2016 MEN’S NCAA SWIMMING & DIVING CHAMPIONSHIPS
- Wednesday, March 23- Saturday, March 26
- Georgia Institute of Technology- Atlanta, GA.
- Psych Sheet
- Live Results
- Live Video
- Championship Central
400 INDIVIDUAL MEDLEY
- NCAA record: 3:34.50- Chase Kalisz, Georgia, 3-28-2014
- American record: 3:34.50- Chase Kalisz, Georgia, 3-28-2014
- S. Open Record: 3:34.50- Chase Kalisz, Georgia, 3-28-2014
- 2015 NCAA Champion: Will Licon (Texas)- 3:36.37
Last season at the NCAA championships, Texas Longhorn Will Licon raced to victory ahead of the defending champ and American Record holder Chase Kalisz. This season, Licon will return to the event without Kalisz, who is redshirting for the Olympic year. He will, however, have to face Cal’s Josh Prenot and Andrew Seliskar. This could turn out to be one of the best races of the meet.
Licon enters the meet a ways back in the seeding. He comes in with a season best 3:42.98 from Big 12s, but it appears Texas didn’t rest for their conference meet. Licon’s killer back half was the big difference maker for him last season. He was the only swimmer under 1:00 on the breaststroke split, so look for him to make big moves at that point in the race. Expect Licon to be much closer to his lifetime best 3:36.37 from his winning race last season.
Prenot, a U.S. National teamer, comes into the meet with a 3:39.94 for 4th seed. Unlike most of the other swimmers at this meet, we didn’t get a chance to see him swim at conference. Prenot was one of a few athletes that Cal coach Dave Durden chose to take to the Orlando Grand Prix for some long course competition, rather than having him swim Pac-12s. His yards best is a 3:38.58 from 2015, and he’ll need to improve on that to win a championship in this event.

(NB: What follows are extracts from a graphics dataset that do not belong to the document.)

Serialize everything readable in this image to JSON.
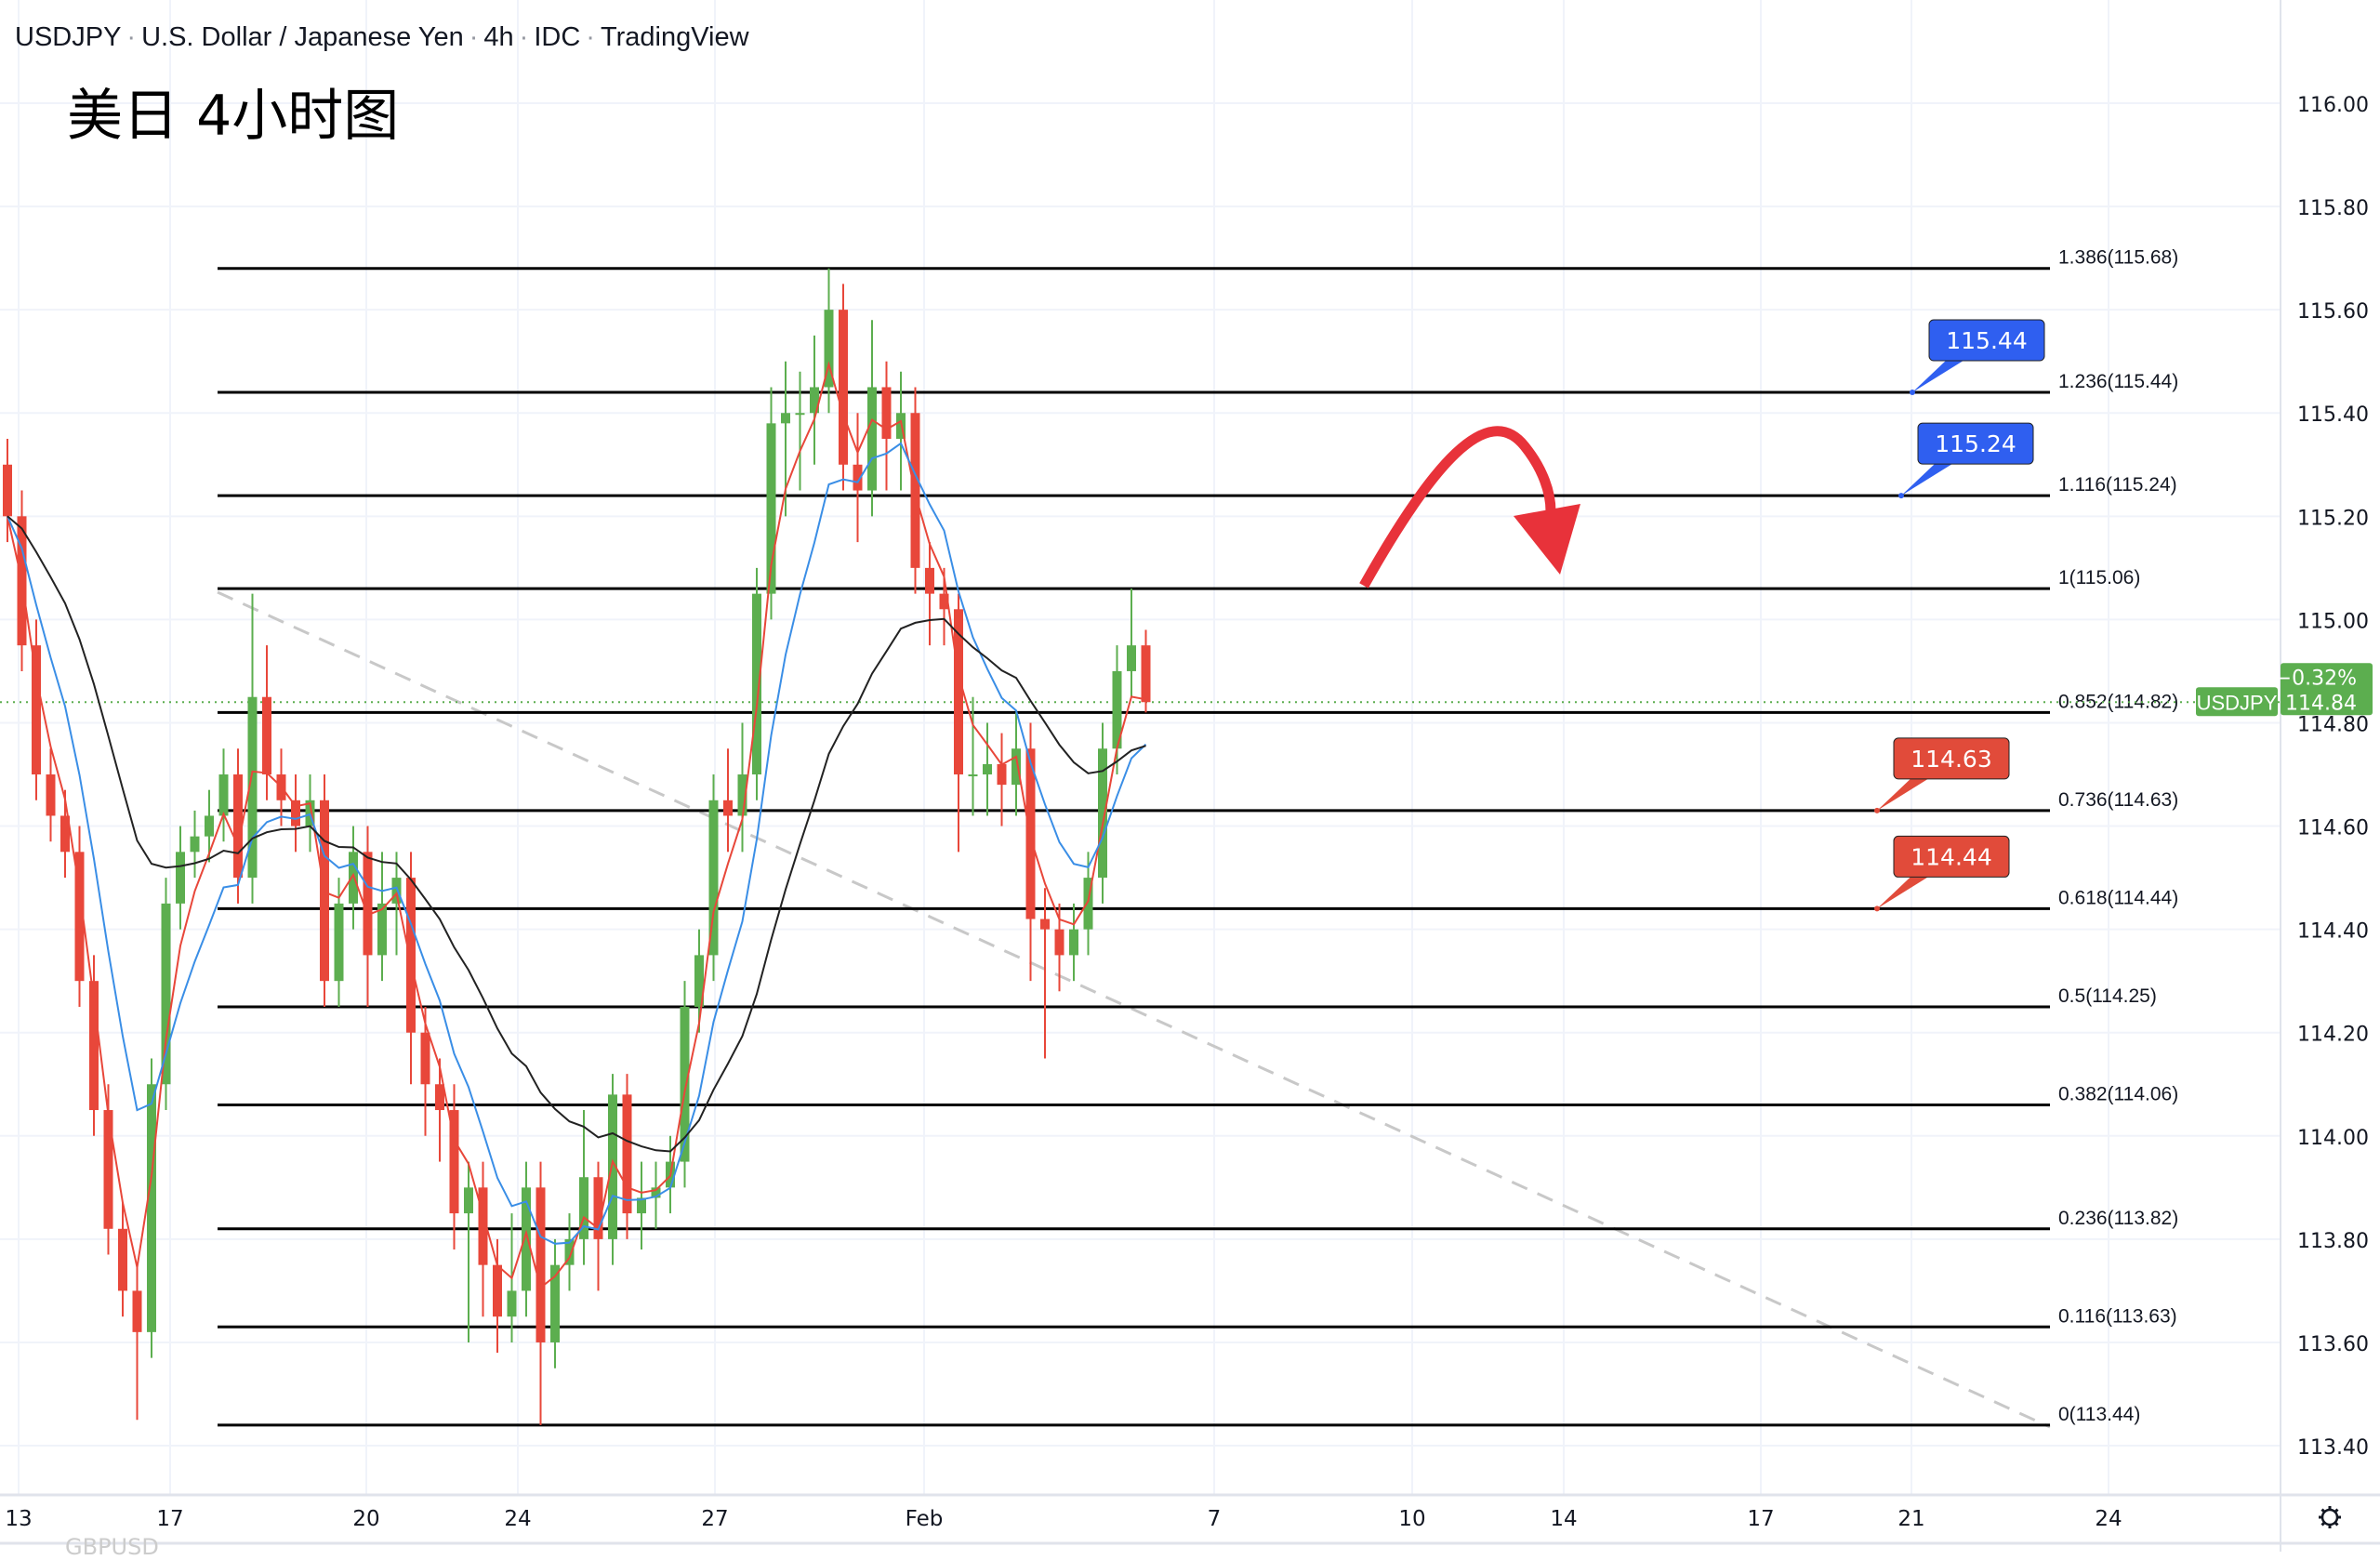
{
  "header": {
    "symbol": "USDJPY",
    "name": "U.S. Dollar / Japanese Yen",
    "interval": "4h",
    "source": "IDC",
    "platform": "TradingView",
    "annotation": "美日 4小时图"
  },
  "watermark": "GBPUSD",
  "colors": {
    "up": "#5cae4f",
    "down": "#e8473a",
    "ma_fast": "#e8473a",
    "ma_mid": "#3a8ee6",
    "ma_slow": "#222222",
    "callout_blue": "#2f5ff0",
    "callout_red": "#e14b3a",
    "last_price": "#5cae4f",
    "arrow": "#e8323a",
    "trendline": "#c8c8c8"
  },
  "chart_data": {
    "type": "candlestick",
    "title": "USDJPY · U.S. Dollar / Japanese Yen · 4h · IDC · TradingView",
    "ylim": [
      113.3,
      116.1
    ],
    "y_ticks": [
      "116.00",
      "115.80",
      "115.60",
      "115.40",
      "115.20",
      "115.00",
      "114.80",
      "114.60",
      "114.40",
      "114.20",
      "114.00",
      "113.80",
      "113.60",
      "113.40"
    ],
    "x_ticks": [
      "13",
      "17",
      "20",
      "24",
      "27",
      "Feb",
      "7",
      "10",
      "14",
      "17",
      "21",
      "24"
    ],
    "grid": true,
    "ohlc": [
      [
        115.3,
        115.35,
        115.15,
        115.2
      ],
      [
        115.2,
        115.25,
        114.9,
        114.95
      ],
      [
        114.95,
        115.0,
        114.65,
        114.7
      ],
      [
        114.7,
        114.75,
        114.57,
        114.62
      ],
      [
        114.62,
        114.67,
        114.5,
        114.55
      ],
      [
        114.55,
        114.6,
        114.25,
        114.3
      ],
      [
        114.3,
        114.35,
        114.0,
        114.05
      ],
      [
        114.05,
        114.1,
        113.77,
        113.82
      ],
      [
        113.82,
        113.87,
        113.65,
        113.7
      ],
      [
        113.7,
        113.75,
        113.45,
        113.62
      ],
      [
        113.62,
        114.15,
        113.57,
        114.1
      ],
      [
        114.1,
        114.5,
        114.05,
        114.45
      ],
      [
        114.45,
        114.6,
        114.4,
        114.55
      ],
      [
        114.55,
        114.63,
        114.5,
        114.58
      ],
      [
        114.58,
        114.67,
        114.53,
        114.62
      ],
      [
        114.62,
        114.75,
        114.57,
        114.7
      ],
      [
        114.7,
        114.75,
        114.45,
        114.5
      ],
      [
        114.5,
        115.05,
        114.45,
        114.85
      ],
      [
        114.85,
        114.95,
        114.65,
        114.7
      ],
      [
        114.7,
        114.75,
        114.6,
        114.65
      ],
      [
        114.65,
        114.7,
        114.55,
        114.6
      ],
      [
        114.6,
        114.7,
        114.55,
        114.65
      ],
      [
        114.65,
        114.7,
        114.25,
        114.3
      ],
      [
        114.3,
        114.5,
        114.25,
        114.45
      ],
      [
        114.45,
        114.6,
        114.4,
        114.55
      ],
      [
        114.55,
        114.6,
        114.25,
        114.35
      ],
      [
        114.35,
        114.55,
        114.3,
        114.45
      ],
      [
        114.45,
        114.55,
        114.35,
        114.5
      ],
      [
        114.5,
        114.55,
        114.1,
        114.2
      ],
      [
        114.2,
        114.25,
        114.0,
        114.1
      ],
      [
        114.1,
        114.15,
        113.95,
        114.05
      ],
      [
        114.05,
        114.1,
        113.78,
        113.85
      ],
      [
        113.85,
        113.95,
        113.6,
        113.9
      ],
      [
        113.9,
        113.95,
        113.65,
        113.75
      ],
      [
        113.75,
        113.8,
        113.58,
        113.65
      ],
      [
        113.65,
        113.85,
        113.6,
        113.7
      ],
      [
        113.7,
        113.95,
        113.65,
        113.9
      ],
      [
        113.9,
        113.95,
        113.44,
        113.6
      ],
      [
        113.6,
        113.8,
        113.55,
        113.75
      ],
      [
        113.75,
        113.85,
        113.7,
        113.8
      ],
      [
        113.8,
        114.05,
        113.75,
        113.92
      ],
      [
        113.92,
        113.95,
        113.7,
        113.8
      ],
      [
        113.8,
        114.12,
        113.75,
        114.08
      ],
      [
        114.08,
        114.12,
        113.8,
        113.85
      ],
      [
        113.85,
        113.95,
        113.78,
        113.88
      ],
      [
        113.88,
        113.95,
        113.82,
        113.9
      ],
      [
        113.9,
        114.0,
        113.85,
        113.95
      ],
      [
        113.95,
        114.3,
        113.9,
        114.25
      ],
      [
        114.25,
        114.4,
        114.2,
        114.35
      ],
      [
        114.35,
        114.7,
        114.3,
        114.65
      ],
      [
        114.65,
        114.75,
        114.55,
        114.62
      ],
      [
        114.62,
        114.8,
        114.55,
        114.7
      ],
      [
        114.7,
        115.1,
        114.65,
        115.05
      ],
      [
        115.05,
        115.45,
        115.0,
        115.38
      ],
      [
        115.38,
        115.5,
        115.2,
        115.4
      ],
      [
        115.4,
        115.48,
        115.25,
        115.4
      ],
      [
        115.4,
        115.55,
        115.3,
        115.45
      ],
      [
        115.45,
        115.68,
        115.4,
        115.6
      ],
      [
        115.6,
        115.65,
        115.25,
        115.3
      ],
      [
        115.3,
        115.4,
        115.15,
        115.25
      ],
      [
        115.25,
        115.58,
        115.2,
        115.45
      ],
      [
        115.45,
        115.5,
        115.25,
        115.35
      ],
      [
        115.35,
        115.48,
        115.25,
        115.4
      ],
      [
        115.4,
        115.45,
        115.05,
        115.1
      ],
      [
        115.1,
        115.15,
        114.95,
        115.05
      ],
      [
        115.05,
        115.1,
        114.95,
        115.02
      ],
      [
        115.02,
        115.05,
        114.55,
        114.7
      ],
      [
        114.7,
        114.85,
        114.62,
        114.7
      ],
      [
        114.7,
        114.8,
        114.62,
        114.72
      ],
      [
        114.72,
        114.78,
        114.6,
        114.68
      ],
      [
        114.68,
        114.82,
        114.62,
        114.75
      ],
      [
        114.75,
        114.8,
        114.3,
        114.42
      ],
      [
        114.42,
        114.48,
        114.15,
        114.4
      ],
      [
        114.4,
        114.45,
        114.28,
        114.35
      ],
      [
        114.35,
        114.45,
        114.3,
        114.4
      ],
      [
        114.4,
        114.55,
        114.35,
        114.5
      ],
      [
        114.5,
        114.8,
        114.45,
        114.75
      ],
      [
        114.75,
        114.95,
        114.7,
        114.9
      ],
      [
        114.9,
        115.06,
        114.85,
        114.95
      ],
      [
        114.95,
        114.98,
        114.82,
        114.84
      ]
    ],
    "fib_levels": [
      {
        "ratio": "1.386",
        "price": 115.68,
        "label": "1.386(115.68)"
      },
      {
        "ratio": "1.236",
        "price": 115.44,
        "label": "1.236(115.44)"
      },
      {
        "ratio": "1.116",
        "price": 115.24,
        "label": "1.116(115.24)"
      },
      {
        "ratio": "1",
        "price": 115.06,
        "label": "1(115.06)"
      },
      {
        "ratio": "0.852",
        "price": 114.82,
        "label": "0.852(114.82)"
      },
      {
        "ratio": "0.736",
        "price": 114.63,
        "label": "0.736(114.63)"
      },
      {
        "ratio": "0.618",
        "price": 114.44,
        "label": "0.618(114.44)"
      },
      {
        "ratio": "0.5",
        "price": 114.25,
        "label": "0.5(114.25)"
      },
      {
        "ratio": "0.382",
        "price": 114.06,
        "label": "0.382(114.06)"
      },
      {
        "ratio": "0.236",
        "price": 113.82,
        "label": "0.236(113.82)"
      },
      {
        "ratio": "0.116",
        "price": 113.63,
        "label": "0.116(113.63)"
      },
      {
        "ratio": "0",
        "price": 113.44,
        "label": "0(113.44)"
      }
    ],
    "callouts": [
      {
        "text": "115.44",
        "price": 115.44,
        "color": "blue"
      },
      {
        "text": "115.24",
        "price": 115.24,
        "color": "blue"
      },
      {
        "text": "114.63",
        "price": 114.63,
        "color": "red"
      },
      {
        "text": "114.44",
        "price": 114.44,
        "color": "red"
      }
    ],
    "last_price": {
      "symbol": "USDJPY",
      "price": 114.84,
      "price_text": "114.84",
      "change": "−0.32%"
    }
  },
  "settings_icon": "gear-icon"
}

Prenot’s teammate Seliskar will make a run at the title in this event as well. Seliskar, a freshman, won this event at Pac-12s with a 3:39.78 to take the 3rd seed headed into NCAAs. His best is a 3:37.52 from his senior championships meet last season. That’s just over a second behind the winning time from last season. Seliskar can swim fast in all 4 strokes, and his lack of a clear weakness in the IM events makes him a serious title contender if he’s on form at this meet.
Georgia’s Jay Litherland and Gunnar Bentz enter the meet as the top 2 seeds, and will make a push for top 3 finishes. Litherland, the 2015 World University Games champion in this event, won the SEC meet in a lifetime best 3:38.68 for the top seed at NCAAs. He blasted the final 100 yards in that event to take the SEC title, so he’ll need to stay within striking range in the front half and capitalize off that freestyle leg again in order to win. Bentz was 3rd in this event at NCAAs last year, and comes in as 2nd seed with a 3:39.61. That’s his lifetime best, improving a few tenths from NCAAs last season.
Stanford sophomore Curtis Ogren and his freshman teammate Abrahm DeVine enter the meet with a pair of 3:40s from the Pac-12 championships. DeVine dropped over 5 seconds from his best time to post a 3:40.20 at that meet, which sets him up as the 5th fastest swimmer headed into NCAAs. Ogren posted a lifetime best 3:40.79 in prelims to take 6th seed. He swam this race at 2015 NCAAs, but was DQed in the consolation final.
The 7th through 10th seeds are bunched within the 3:41 range. Virginia Tech’s Robert Owen and Louisville’s Nolan Tesone round out the top 8 seeds with times of 3:41.08 and 3:41.41, respectively, from the ACC Championships. Those two could end up battling it out again for a top 8 spot this week.
Also up to challenge will be the 9th seed, Jonathan Roberts of Texas. Roberts swam the 200 free last season and placed 34th, but will opt for the 400 IM instead this time around. He’s made huge progress in this event, coming into the 2015-16 season with a 3:48.03. Now he’s cut that down almost 7 seconds to a 3:41.54, which he swam at Big 12s. If he can drop that time down a little further, he could be in for a top 8 finish.
Florida’s Mark Szaranek was 7th in this event last season and enters the meet at 10th. His season best is a 3:41.88 from 2016 SECs, which is right on the 3:41.82 he swam in prelims at last season’s NCAAs to make the top 8. If he can get back down to his best of 3:40.22, he’s got an even better shot at repeating as an All-American.
Top 8 Predictions:
|Place||Swimmer||Seed Time||Best Time|
Darkhorse: Tennessee’s Sam McHugh just missed the top 8 in this event during his freshman season, finishing 9th overall in prelims and then going on to win consols. This season, McHugh is coming in at 19th with a 3:44.27. If he can get back to his best time of 3:40.64 from last year, we could see him competing in the championship final.